Canned chick peas (garbanzo beans) and flavors you would never expect that melt in your mouth!
Cook time: 15 mins
Prep time: 15 mins
Ingredients
Canned Chick Peas (Garbanzo beans): 2 15.5oz
Olive Oil: 1 tbs
shallots (minced): 4
garlic (minced) or jarred garlic : 4 cloves
lemon: 1 medium
heavy cream or coconut cream: 1 cup
broth (any) : 1 .50 cups
crushed red pepper (or more if you like): 1 tbs
Salt: to taste
chopped curly parsley: 1/2 cups
Nutritional Yeast OR Grated Parmesan (or both) : 2 tbs
Instructions
Step 1: Drain the cans of chick peas, leave in a colindar in the sink.

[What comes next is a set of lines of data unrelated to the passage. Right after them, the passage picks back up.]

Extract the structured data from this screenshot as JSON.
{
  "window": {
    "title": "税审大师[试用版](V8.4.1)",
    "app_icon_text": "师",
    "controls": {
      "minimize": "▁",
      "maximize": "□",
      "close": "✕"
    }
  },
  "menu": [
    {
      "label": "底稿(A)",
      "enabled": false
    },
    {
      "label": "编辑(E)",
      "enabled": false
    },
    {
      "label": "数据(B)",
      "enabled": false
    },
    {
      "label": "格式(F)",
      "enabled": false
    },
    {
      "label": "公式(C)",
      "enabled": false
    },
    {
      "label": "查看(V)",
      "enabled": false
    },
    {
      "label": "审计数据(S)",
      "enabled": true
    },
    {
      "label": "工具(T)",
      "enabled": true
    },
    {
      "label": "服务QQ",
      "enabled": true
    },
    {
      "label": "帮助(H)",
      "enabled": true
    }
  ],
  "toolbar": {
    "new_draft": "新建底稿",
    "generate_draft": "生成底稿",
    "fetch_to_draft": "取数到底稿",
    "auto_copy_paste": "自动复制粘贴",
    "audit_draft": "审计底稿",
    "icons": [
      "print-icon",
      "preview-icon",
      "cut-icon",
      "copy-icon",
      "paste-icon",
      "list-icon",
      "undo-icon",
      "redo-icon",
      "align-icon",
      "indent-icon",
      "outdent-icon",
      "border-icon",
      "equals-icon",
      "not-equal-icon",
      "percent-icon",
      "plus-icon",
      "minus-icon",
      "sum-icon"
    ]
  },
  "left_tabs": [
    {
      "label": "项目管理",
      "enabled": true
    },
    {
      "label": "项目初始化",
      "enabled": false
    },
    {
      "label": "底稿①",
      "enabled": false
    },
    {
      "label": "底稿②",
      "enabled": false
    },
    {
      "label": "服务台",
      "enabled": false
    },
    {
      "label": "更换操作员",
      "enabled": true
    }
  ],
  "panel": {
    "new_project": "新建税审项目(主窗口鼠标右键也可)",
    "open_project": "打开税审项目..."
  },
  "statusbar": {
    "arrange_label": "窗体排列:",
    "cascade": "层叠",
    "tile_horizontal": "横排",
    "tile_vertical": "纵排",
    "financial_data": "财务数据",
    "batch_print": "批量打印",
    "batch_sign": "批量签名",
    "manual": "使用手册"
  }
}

Step 2: Mince the shallots and garlic, you can use half a yellow onion just dice it small.
Step 3: In a large skillet or stainless steel pan heat the oil up on medium just a minute or two you dont want to brown anything
Step 4: Add the minced shallot (or onion) and garlic)
Step 5: Stir gently so it does not stick and gets aromatic
Step 6: Add chick peas that are drained and stir around again
Step 7: Reduce heat to low-medium
Step 8: Add the red pepper flakes and stir to coat
Step 9: after about a minute stir in the broth and cream of choice
Step 10: Raise temperature up to medium again to get a little simmer going as you stir. If it boils thats ok just turn heat off for a bit until it stops bubbling so much
Step 11: Stirring occasionally add the yeast if using and or parmesan cheese
Step 12: Reduce heat now to a low setting
Step 13: Take the whole lemon and zest it into the pan
Step 14: Once zested cut in half and juice the lemon into the pan and stir
Step 15: Allow this to cook down for a minute or two it will thicken up from the yeast and or cheese
Step 16: If sauce it too thick add a little more broth or cream or even water.
Step 17: The chick peas may absorb some liquid too
Step 18: After 5 mins of low simmer remove from heat
Step 19: Add in chopped parsley and or more parmesan to garnish
Step 20: Enjoy as a creamy side dish, a stew or even dip your favorite toast in!